Monday, April 7, 2014

Powerless to no one.

The power of the people in our lives comes from us.  It the amount of power we choose to give them.  Why do we allow people to have so much control over our lives?  Why do we feel compelled to give certain people more power in our lives than others?

We teach people how to treat us.  Most often we fail to establish boundaries early on with people.  Perhaps this comes from our inability to distinguish what healthy boundaries are in the first place.  So many people are looking for someone or something to fill the void they feel in their hearts.

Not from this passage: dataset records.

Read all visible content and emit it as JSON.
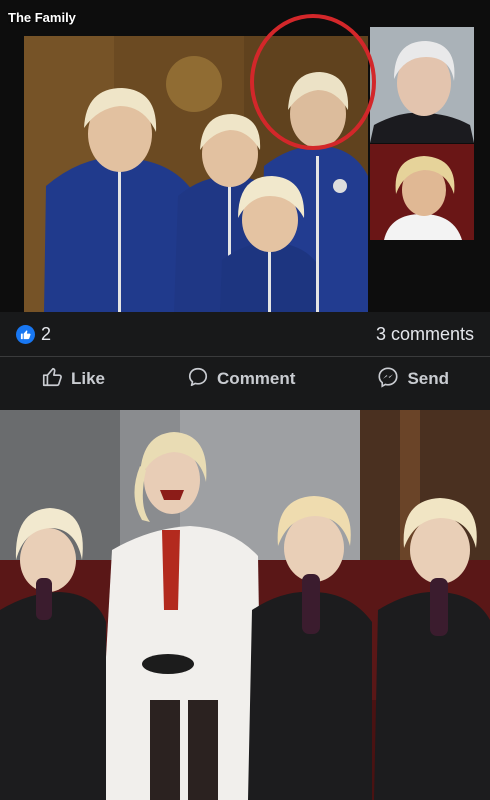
{
  "post_image_top": {
    "caption": "The Family"
  },
  "reactions": {
    "like_count": "2",
    "comments_count": "3 comments"
  },
  "actions": {
    "like_label": "Like",
    "comment_label": "Comment",
    "send_label": "Send"
  },
  "colors": {
    "background": "#18191a",
    "accent": "#1877f2",
    "highlight_circle": "#d3272a"
  }
}
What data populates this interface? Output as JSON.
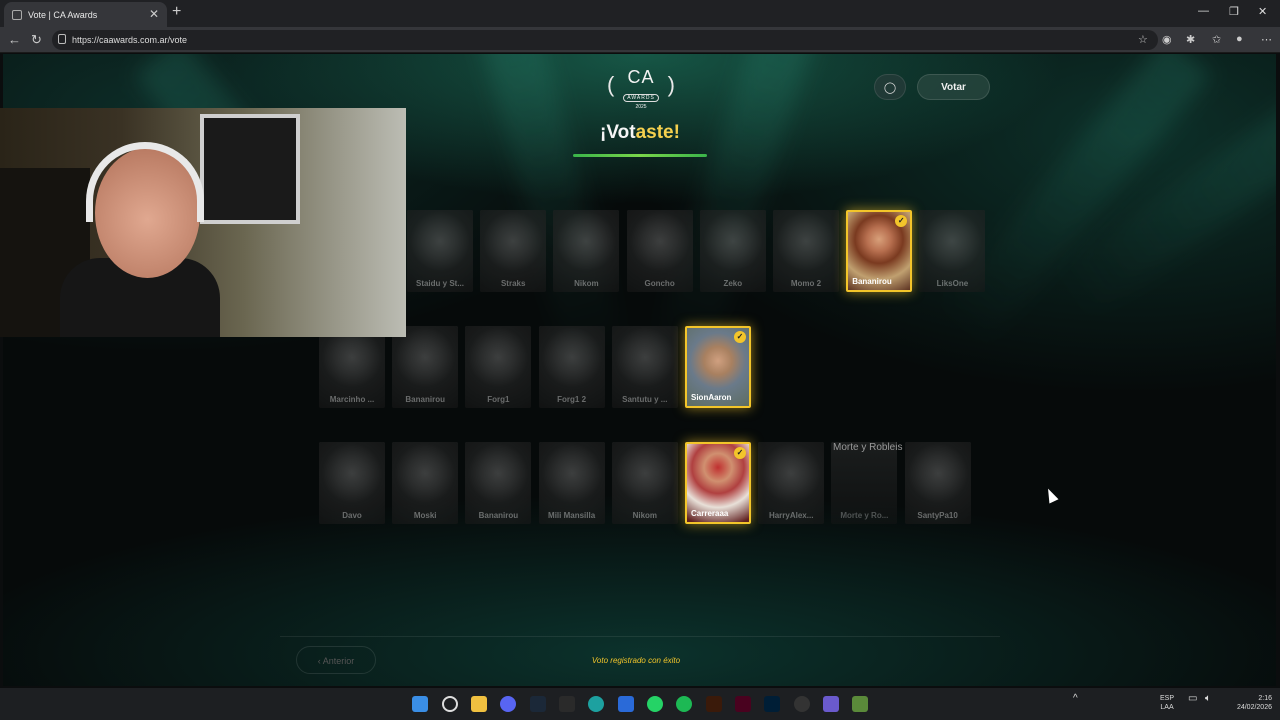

A void not meant to be filled by emotions.

People are fooled by emotions, they want to feel good about themselves and who they are with.  They let the strong feelings take over and they miss all the markers that they should step back and take a breath.  People inherently do not want to be alone, so they settle for less than they want or deserve just to fill the void.

We lie to ourselves, we make excuses for them and for our own behavior.  We think we are the exception and that somehow this person is going to be different with us then they were with those that came before us.  Why do we do this?  Because we have failed to establish boundaries with ourselves.

Boundaries with ourselves will carry over and allow us to establish them with the people in our lives.  Our self imposed boundaries will help us to keep an even keel of power between ourselves and others.  People will no longer be able to make you feel less than you are.  No one will be able to make you feel powerless to them.

I for one am learning how to establish boundaries with myself.  I am setting down and making myself a list of how I want to be treated and I will settle for nothing less.  I will love myself first so that I may love others wholly.  I will respect myself so that others will respect me.  If ever someone special comes into my life (in the future) they will know exactly where I stand.  I will lead them by example of how to treat me, because I will treat myself well first.  They will see how to love me, because I will love me first.  The will know how to respect me, because I will have self respect.  All of that said, they too will have to be able to set boundaries with me.  If they can't, then they are not the one  I will choose to be with.  Because I will be powerless to no one and no one will be powerless to me.